Binarising manuscript images

The first step in trying to recognise words on a page is to obtain a good back and white representation of the colour original. Typically what you get with manuscript images, once you follow the standard binarisation techniques (like Sauvola's) is that thin pen-strokes disappear and the writing breaks up. This makes recognition of lines and words very difficult. Here's part of the Brewster journal (Biodiversity Heritage Library) rendered using the Ocropus toolset:

As you can see, the thin pen-strokes have broken up and the text is difficult to read. But then I realised that the information about these thin strokes was still in the original greyscale image. By comparing the local broken-characters with that I should be able to extend them so long as they were darker than the local pixel density. For this to work I had to create several copies of the image:

  1. A gaussian blurred version of the original greyscale, with a blur radius of 1/80th of the image height.
  2. The greyscale image
  3. The regular binarised image
  4. A mask, generated by blurring the binarised image, and rendering all the blurred pixels as pure black

By examining each pixel in 3. if it was black I recomputed the "blob" of connected pixels directly from the greyscale image at the same coordinates.
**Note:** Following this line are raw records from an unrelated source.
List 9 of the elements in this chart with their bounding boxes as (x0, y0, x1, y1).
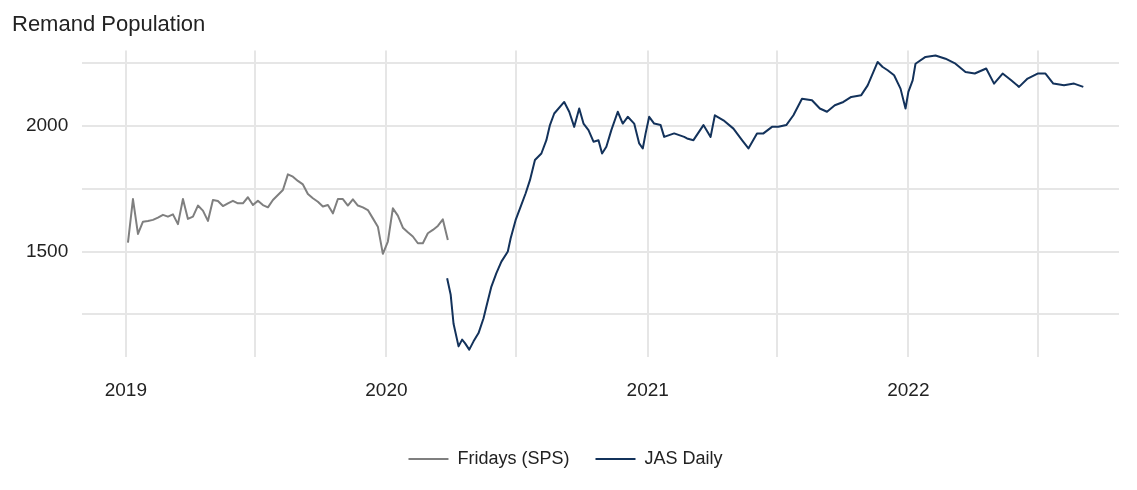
x-tick-label: 2022 (887, 378, 930, 400)
y-tick-label: 2000 (25, 114, 69, 136)
chart-title: Remand Population (12, 11, 206, 37)
legend-label: JAS Daily (644, 447, 723, 468)
legend-label: Fridays (SPS) (457, 447, 570, 468)
x-tick-label: 2020 (365, 378, 408, 400)
x-tick-label: 2019 (104, 378, 147, 400)
y-tick-label: 1500 (25, 239, 69, 261)
x-tick-label: 2021 (626, 378, 669, 400)
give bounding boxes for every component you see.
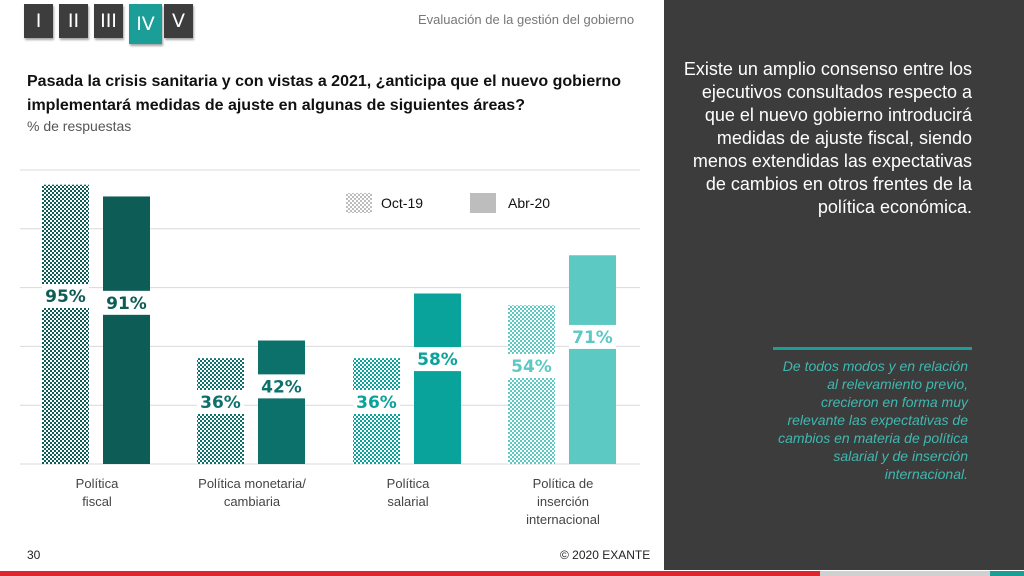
legend-swatch-abr20 [470, 193, 496, 213]
data-label-bg [414, 347, 461, 372]
category-label: cambiaria [224, 494, 281, 509]
footer-bar-teal [990, 571, 1024, 576]
bar-abr-20-4 [569, 255, 616, 464]
data-label-bg [569, 324, 616, 349]
data-label-bg [353, 390, 400, 414]
bar-chart: 95% 36% 36% 54% 91% 42% 58% 71% Política fiscal Po… [20, 169, 640, 527]
category-label: internacional [526, 512, 600, 527]
data-label: 42% [261, 377, 302, 397]
tab-section-3[interactable]: III [94, 4, 123, 38]
legend-label-abr20: Abr-20 [508, 195, 550, 211]
chart-subtitle: % de respuestas [27, 118, 132, 134]
data-label: 71% [572, 328, 613, 348]
section-title: Evaluación de la gestión del gobierno [418, 12, 635, 27]
chart-question: Pasada la crisis sanitaria y con vistas … [27, 73, 622, 114]
bar-abr-20-3 [414, 293, 461, 464]
data-label-bg [508, 353, 555, 378]
category-label: Política monetaria/ [198, 476, 306, 491]
category-label: inserción [537, 494, 589, 509]
bar-oct-19-4 [508, 305, 555, 464]
data-label: 91% [106, 294, 147, 314]
category-label: salarial [387, 494, 428, 509]
side-panel [664, 0, 1024, 570]
legend-label-oct19: Oct-19 [381, 195, 423, 211]
panel-note: De todos modos y en relación al relevami… [778, 358, 968, 482]
data-label: 95% [45, 287, 86, 307]
data-label-bg [197, 390, 244, 414]
panel-main-text: Existe un amplio consenso entre los ejec… [683, 59, 972, 217]
footer-bar-red [0, 571, 820, 576]
category-label: Política [76, 476, 119, 491]
bar-abr-20-1 [103, 196, 150, 464]
category-label: fiscal [82, 494, 112, 509]
copyright-text: © 2020 EXANTE [560, 548, 651, 562]
data-label: 58% [417, 350, 458, 370]
bar-abr-20-2 [258, 340, 305, 464]
bar-oct-19-1 [42, 184, 89, 464]
tab-section-2[interactable]: II [59, 4, 88, 38]
category-label: Política de [533, 476, 594, 491]
tab-section-4[interactable]: IV [129, 4, 162, 44]
tab-section-1[interactable]: I [24, 4, 53, 38]
footer-bar-gray [820, 571, 990, 576]
data-label-bg [42, 284, 89, 309]
data-label: 36% [200, 393, 241, 413]
page-number: 30 [27, 548, 41, 562]
data-label-bg [103, 290, 150, 315]
panel-divider [773, 347, 972, 350]
data-label: 36% [356, 393, 397, 413]
legend-swatch-oct19 [346, 193, 372, 213]
category-label: Política [387, 476, 430, 491]
data-label: 54% [511, 357, 552, 377]
tab-section-5[interactable]: V [164, 4, 193, 38]
data-label-bg [258, 374, 305, 399]
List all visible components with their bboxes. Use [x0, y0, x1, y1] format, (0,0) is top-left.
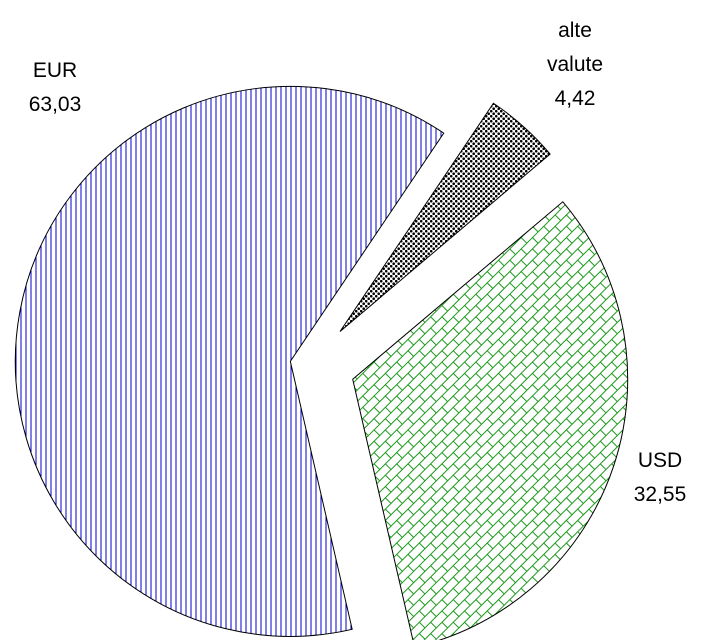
pie-slice [339, 102, 551, 332]
pie-slice [352, 201, 629, 640]
category-label: EUR [32, 59, 78, 82]
value-label: 32,55 [633, 483, 687, 506]
category-label: alte valute [546, 19, 604, 76]
slice-label: EUR 63,03 [10, 54, 100, 122]
slice-label: alte valute 4,42 [530, 14, 620, 116]
pie-slice [14, 85, 445, 637]
slice-label: USD 32,55 [615, 444, 705, 512]
value-label: 4,42 [554, 87, 596, 110]
value-label: 63,03 [28, 93, 82, 116]
category-label: USD [637, 449, 683, 472]
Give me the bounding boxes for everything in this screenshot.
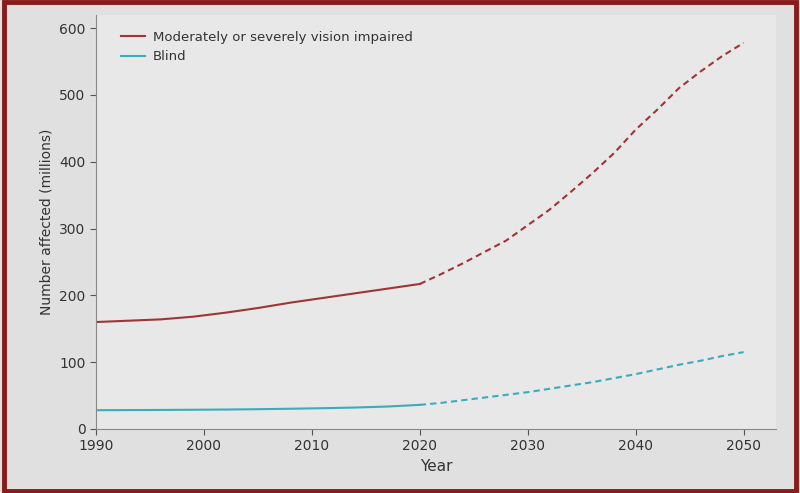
Legend: Moderately or severely vision impaired, Blind: Moderately or severely vision impaired, … [116,26,418,69]
Y-axis label: Number affected (millions): Number affected (millions) [40,129,54,315]
X-axis label: Year: Year [420,459,452,474]
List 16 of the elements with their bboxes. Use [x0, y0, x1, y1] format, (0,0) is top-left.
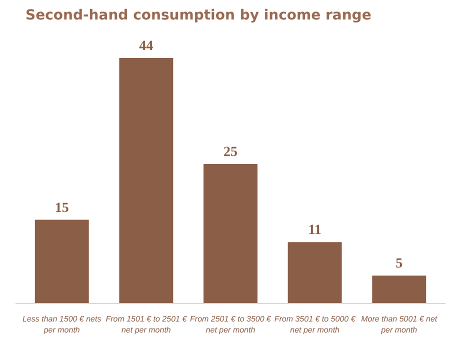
- bar: [34, 220, 89, 304]
- x-tick-label: From 1501 € to 2501 € net per month: [106, 314, 188, 334]
- bar: [288, 242, 342, 304]
- data-label: 25: [224, 144, 238, 160]
- data-label: 11: [308, 223, 322, 238]
- x-tick-label: More than 5001 € net per month: [361, 314, 438, 334]
- data-label: 5: [396, 256, 403, 272]
- data-label: 15: [54, 200, 69, 216]
- chart-title: Second-hand consumption by income range: [26, 8, 372, 24]
- bar: [119, 58, 174, 304]
- x-tick-label: From 3501 € to 5000 € net per month: [274, 314, 356, 334]
- bar: [372, 276, 426, 304]
- x-tick-label: Less than 1500 € nets per month: [22, 314, 102, 334]
- bar: [204, 164, 258, 304]
- x-tick-label: From 2501 € to 3500 € net per month: [190, 314, 272, 334]
- data-label: 44: [139, 38, 154, 54]
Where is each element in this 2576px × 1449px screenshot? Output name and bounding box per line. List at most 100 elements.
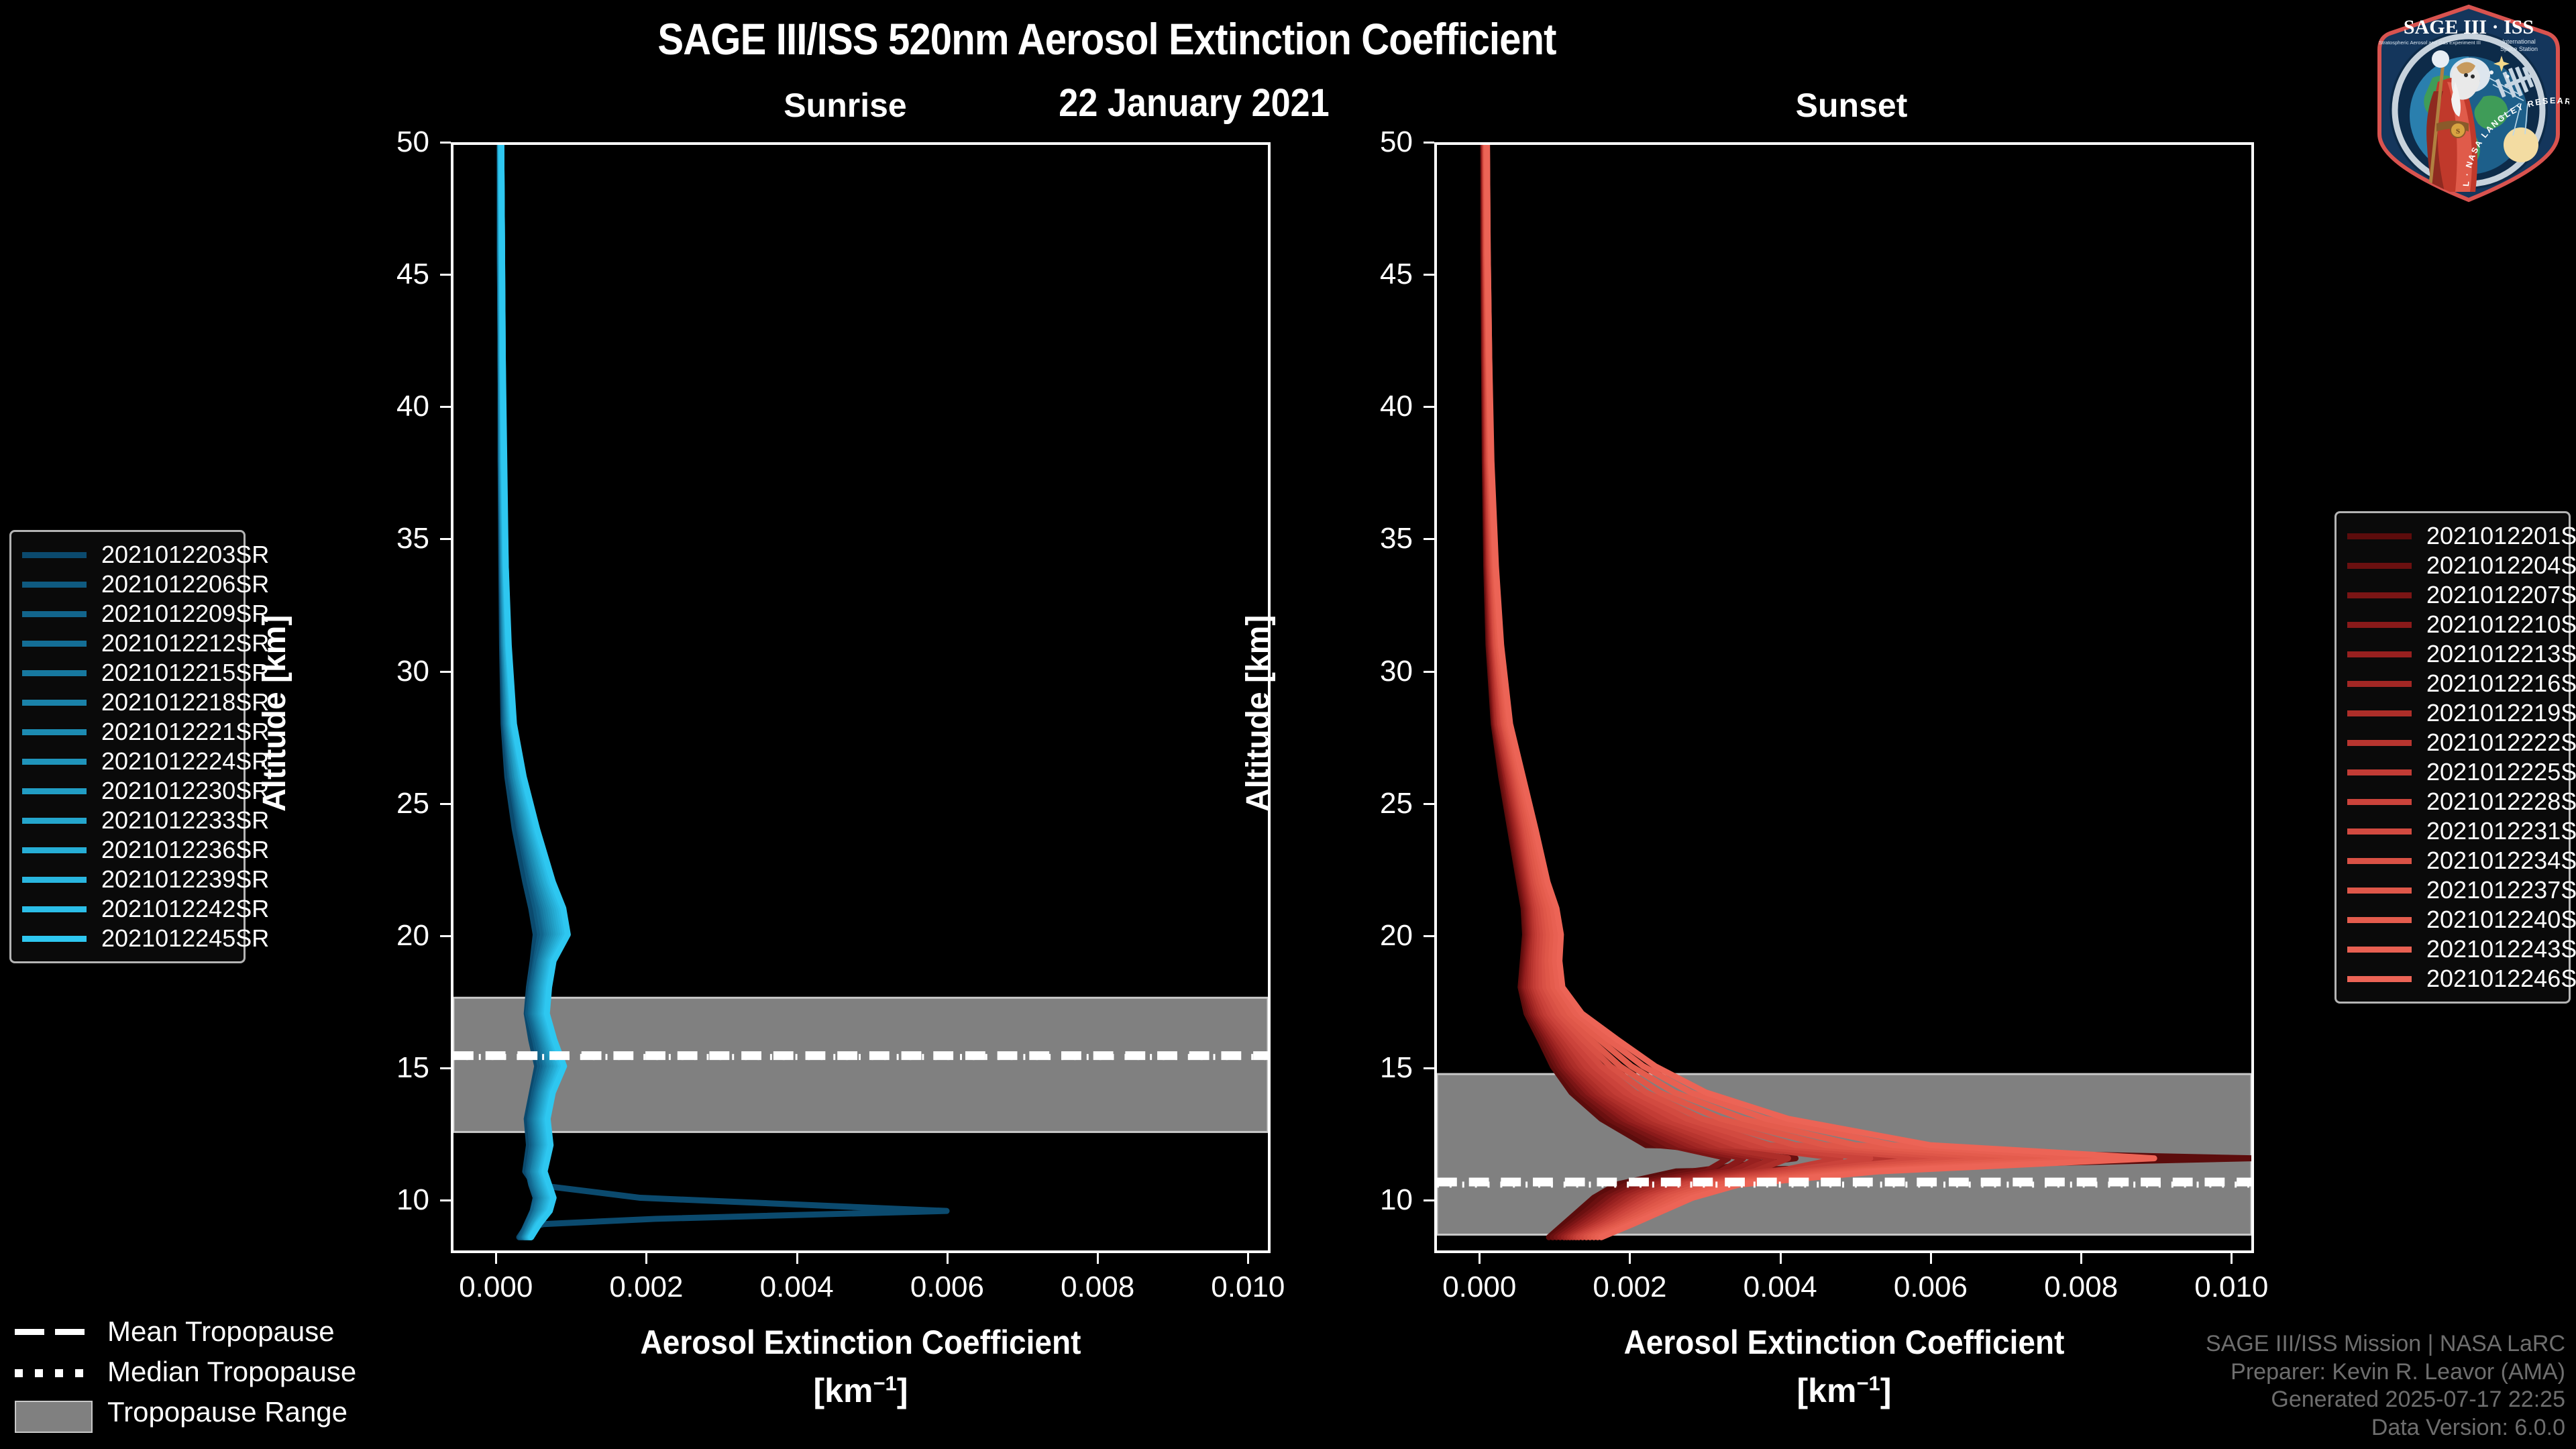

To decide whether it should be black or white I used the value at the same coordinates in 1, which is effectively the local average pixel value. Since text and background will be included in the calculation the average at each point is likely to be somewhat higher than the background density, so any pixels at least that dark and in the vicinity of the originally recognised text are very likely to be the missing fragments of letters. Judge for yourself:

To stop this extension bleeding into the surrounding parts of the greyscale image I used a mask to restrict how far the local extensions would go. The blur radius I used was 1/200th of the image height. I've tried it on printed books, typescripts and manuscripts and it seems to work quite well. The beauty of this is how simple it is: no machine learning, no fancy transformations. The small lines under the words could be removed by a blue-filter on the original colour image. But I'm only interested in word-recognition, not recognition of letters, so mostly these lines do no damage.